NAZARETH, Pa. (WLVT) - It's a new chapter at Memorial Library of Nazareth & Vicinity. The beloved regional library reopened last week after being closed for four months.
"This is our family. This community is our family," said executive director Holly Bennett. "I can't express to you how happy we were to see people again, and they were so excited to see us."
"We have some [visitors] that we worried about during this, because they live alone," added assistant director Catherine Stewart. "They maybe don't have a computer. They came to the library to use our computers. So, it was nice to see them back."
So far, 2020 has proven to be a challenging year for libraries, even more so for Memorial. Last year, Upper Nazareth Township cut its library budget in half.
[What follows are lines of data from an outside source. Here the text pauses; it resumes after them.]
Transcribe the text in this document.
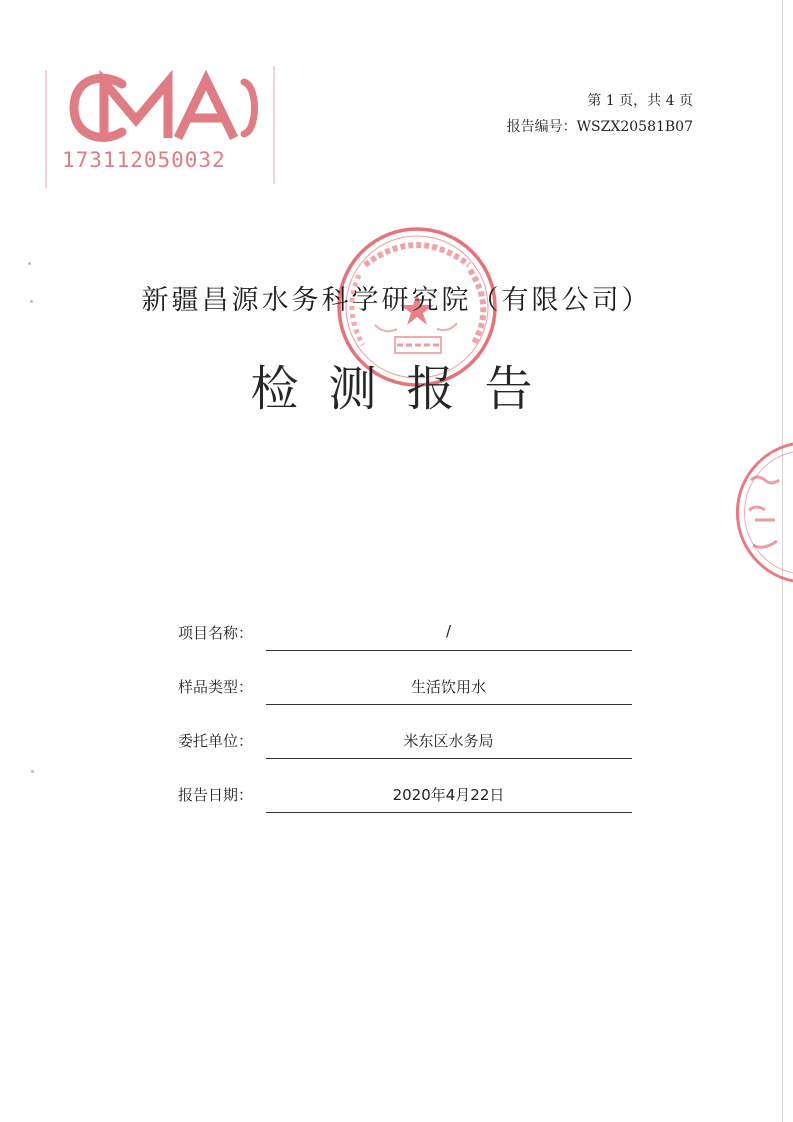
173112050032
第 1 页，共 4 页
报告编号：WSZX20581B07
新疆昌源水务科学研究院（有限公司）
检测报告
项目名称：	/
样品类型：	生活饮用水
委托单位：	米东区水务局
报告日期：	2020年4月22日
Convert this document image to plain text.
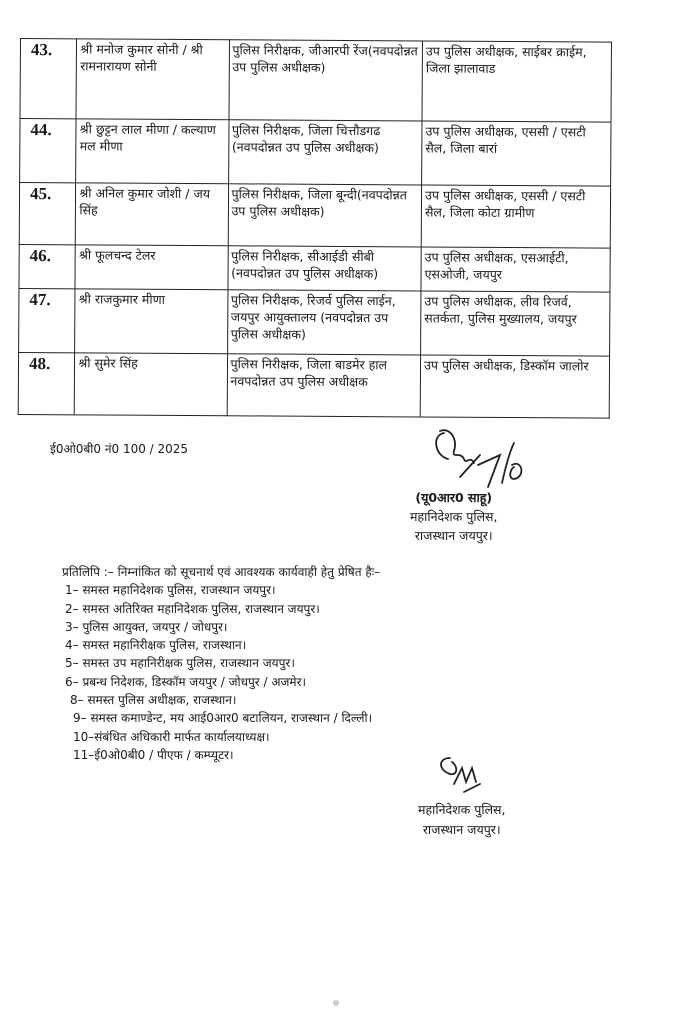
43.	श्री मनोज कुमार सोनी / श्री रामनारायण सोनी	पुलिस निरीक्षक, जीआरपी रेंज(नवपदोन्नत उप पुलिस अधीक्षक)	उप पुलिस अधीक्षक, साईबर क्राईम, जिला झालावाड
44.	श्री छुट्टन लाल मीणा / कल्याण मल मीणा	पुलिस निरीक्षक, जिला चित्तौडगढ (नवपदोन्नत उप पुलिस अधीक्षक)	उप पुलिस अधीक्षक, एससी / एसटी सैल, जिला बारां
45.	श्री अनिल कुमार जोशी / जय सिंह	पुलिस निरीक्षक, जिला बून्दी(नवपदोन्नत उप पुलिस अधीक्षक)	उप पुलिस अधीक्षक, एससी / एसटी सैल, जिला कोटा ग्रामीण
46.	श्री फूलचन्द टेलर	पुलिस निरीक्षक, सीआईडी सीबी (नवपदोन्नत उप पुलिस अधीक्षक)	उप पुलिस अधीक्षक, एसआईटी, एसओजी, जयपुर
47.	श्री राजकुमार मीणा	पुलिस निरीक्षक, रिजर्व पुलिस लाईन, जयपुर आयुक्तालय (नवपदोन्नत उप पुलिस अधीक्षक)	उप पुलिस अधीक्षक, लीव रिजर्व, सतर्कता, पुलिस मुख्यालय, जयपुर
48.	श्री सुमेर सिंह	पुलिस निरीक्षक, जिला बाडमेर हाल नवपदोन्नत उप पुलिस अधीक्षक	उप पुलिस अधीक्षक, डिस्कॉम जालोर
ई0ओ0बी0 नं0 100 / 2025
(यू0आर0 साहू)
महानिदेशक पुलिस,
राजस्थान जयपुर।
प्रतिलिपि :– निम्नांकित को सूचनार्थ एवं आवश्यक कार्यवाही हेतु प्रेषित हैः–
1– समस्त महानिदेशक पुलिस, राजस्थान जयपुर।
2– समस्त अतिरिक्त महानिदेशक पुलिस, राजस्थान जयपुर।
3– पुलिस आयुक्त, जयपुर / जोधपुर।
4– समस्त महानिरीक्षक पुलिस, राजस्थान।
5– समस्त उप महानिरीक्षक पुलिस, राजस्थान जयपुर।
6– प्रबन्ध निदेशक, डिस्कॉम जयपुर / जोधपुर / अजमेर।
8– समस्त पुलिस अधीक्षक, राजस्थान।
9– समस्त कमाण्डेन्ट, मय आई0आर0 बटालियन, राजस्थान / दिल्ली।
10–संबंधित अधिकारी मार्फत कार्यालयाध्यक्ष।
11–ई0ओ0बी0 / पीएफ / कम्प्यूटर।
महानिदेशक पुलिस,
राजस्थान जयपुर।
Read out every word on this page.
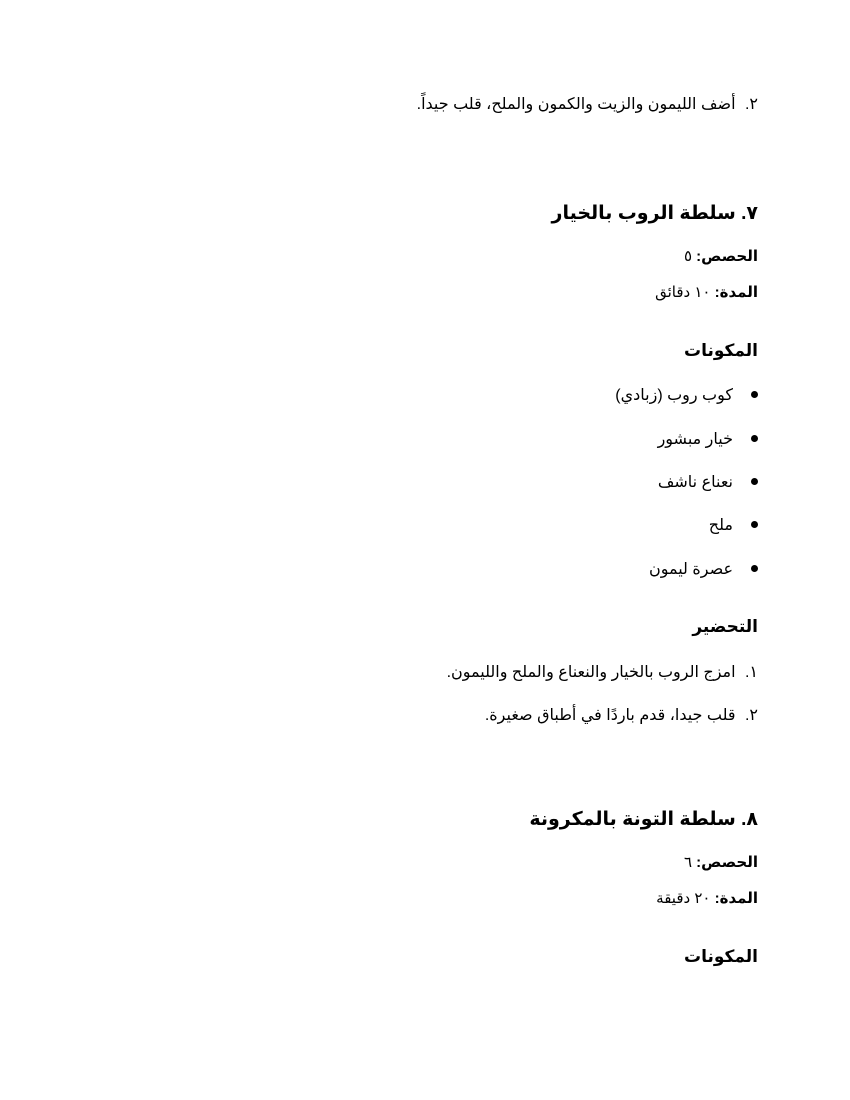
٢. أضف الليمون والزيت والكمون والملح، قلب جيداً.
٧. سلطة الروب بالخيار
الحصص: ٥
المدة: ١٠ دقائق
المكونات
كوب روب (زبادي)
خيار مبشور
نعناع ناشف
ملح
عصرة ليمون
التحضير
١. امزج الروب بالخيار والنعناع والملح والليمون.
٢. قلب جيدا، قدم باردًا في أطباق صغيرة.
٨. سلطة التونة بالمكرونة
الحصص: ٦
المدة: ٢٠ دقيقة
المكونات
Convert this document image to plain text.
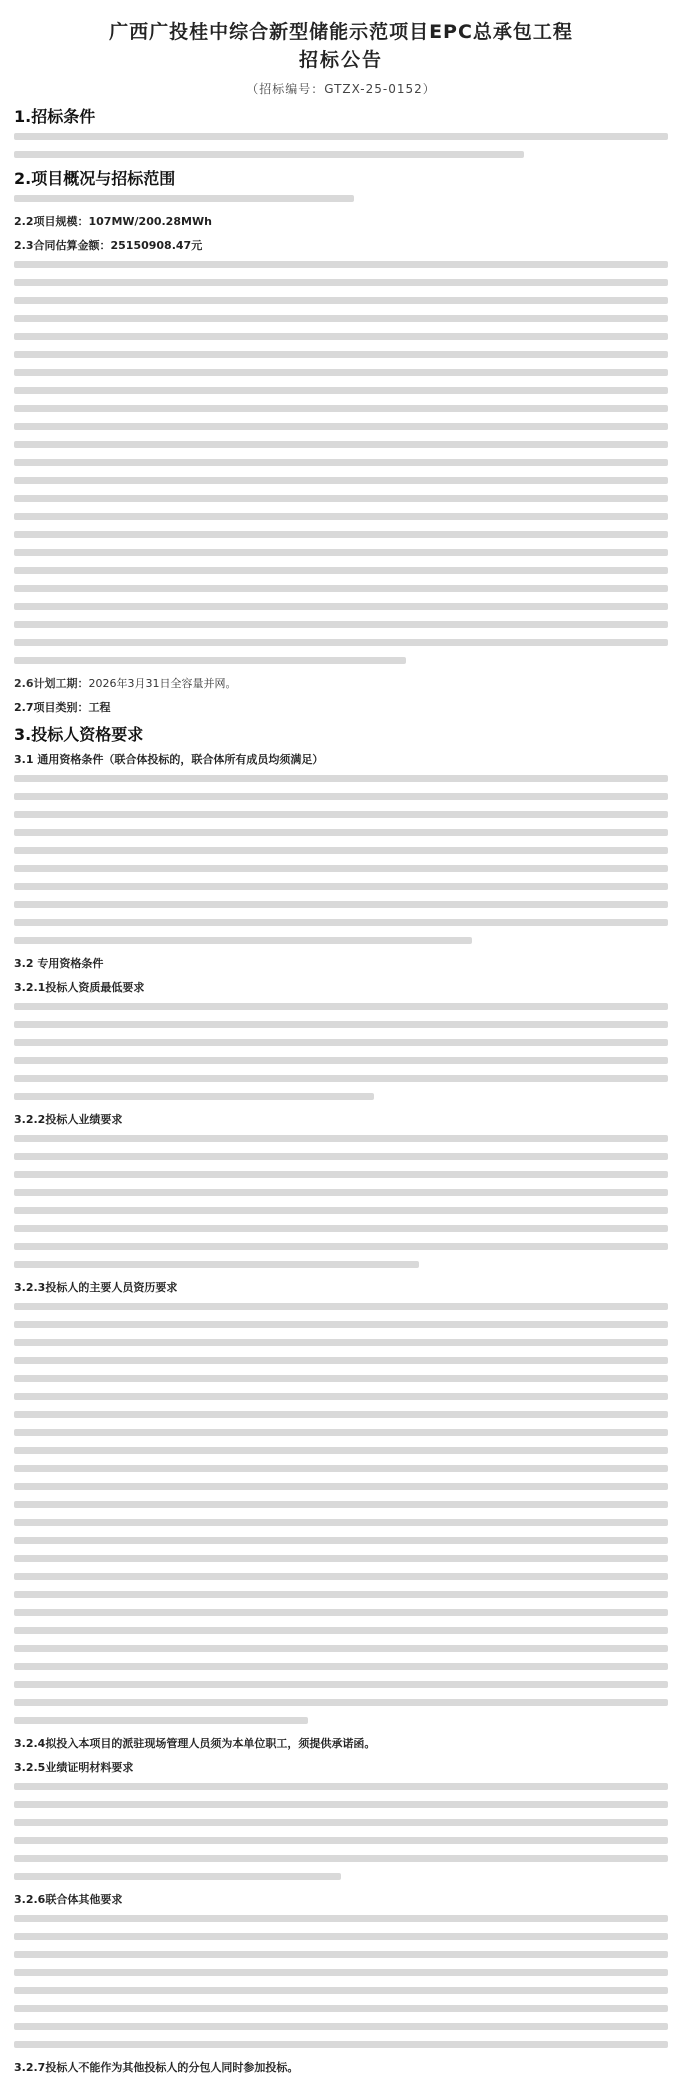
广西广投桂中综合新型储能示范项目EPC总承包工程
招标公告
（招标编号：GTZX-25-0152）
1.招标条件
2.项目概况与招标范围

2.2项目规模：107MW/200.28MWh

2.3合同估算金额：25150908.47元

2.6计划工期：2026年3月31日全容量并网。

2.7项目类别：工程

3.投标人资格要求

3.1 通用资格条件（联合体投标的，联合体所有成员均须满足）

3.2 专用资格条件

3.2.1投标人资质最低要求

3.2.2投标人业绩要求

3.2.3投标人的主要人员资历要求

3.2.4拟投入本项目的派驻现场管理人员须为本单位职工，须提供承诺函。

3.2.5业绩证明材料要求

3.2.6联合体其他要求

3.2.7投标人不能作为其他投标人的分包人同时参加投标。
That prompted the library to reduce staff, cut programs and shorten hours of operation.
"We were in the middle of going through all those changes, and then, when we hit the middle of March, we were faced with a whole new set of challenges," Bennett said.
In the midst of the pandemic, the library received some good news. In the state's primary election last month, voters in Upper Nazareth Township approved a new tax that will provide library funding. Official results from Northampton County show 54 percent voted in favor of the referendum.
"The timing of this was very tricky, but I think the voice that was heard through the vote stands to say that this library is valued extremely highly in Nazareth," Bennett said. "We were really thrilled, in terms of their voice really supporting the mission of this organization to provide and support everyday literacy -- whether it's financial, basic literacy of reading for children, seniors helping individuals find jobs or helping them with technology."
When the library was closed, staff came up with different ways to reach out to the community. In addition to curbside pickup, the library posted programming online -- from STEM education and book readings to the popular "Story Time" and "Shake and Boogie" classes.
"It's been quite an experience," Stewart said. "It's very difficult to do when you're doing an interactive program by yourself, and you're not exactly sure how many people are watching you [and] who's watching you. So, it is a little challenging."
Once Northampton County entered the green phase of reopening, Bennett said the library took its time.
"We certainly wanted to provide an environment that we knew would be safe to everybody," she said. "We did not want to be the organization that someone got sick at, especially with the services we provide. That was extremely important to us."
The library has limited capacity and has restricted physical access to materials. Early bird hours give seniors and those with high-risk health issues time to use the library -- and cleaning is constant.
"The virus can live on the cover of plastic books for at least a 72-hour period. So, every book that goes out comes back and is quarantined," Bennett said. "It is quarantined, and then is safely wiped down, so that there is no chance that there is any transmission of the COVID virus."
As Pennsylvania sees a rise in cases, the future is unclear, including questions about possibly closing again and whether the library will face another budget shortfall.
"It's been such a turbulent time for us as a library," Bennett said. "I like to think optimistically. I'd love to have hope. I do think we have to approach the next few months very cautiously, so that we do keep everybody safe."
"The library will hopefully always be here," Stewart added, "and hopefully, we'll always be here to serve our community...however that works out in the future."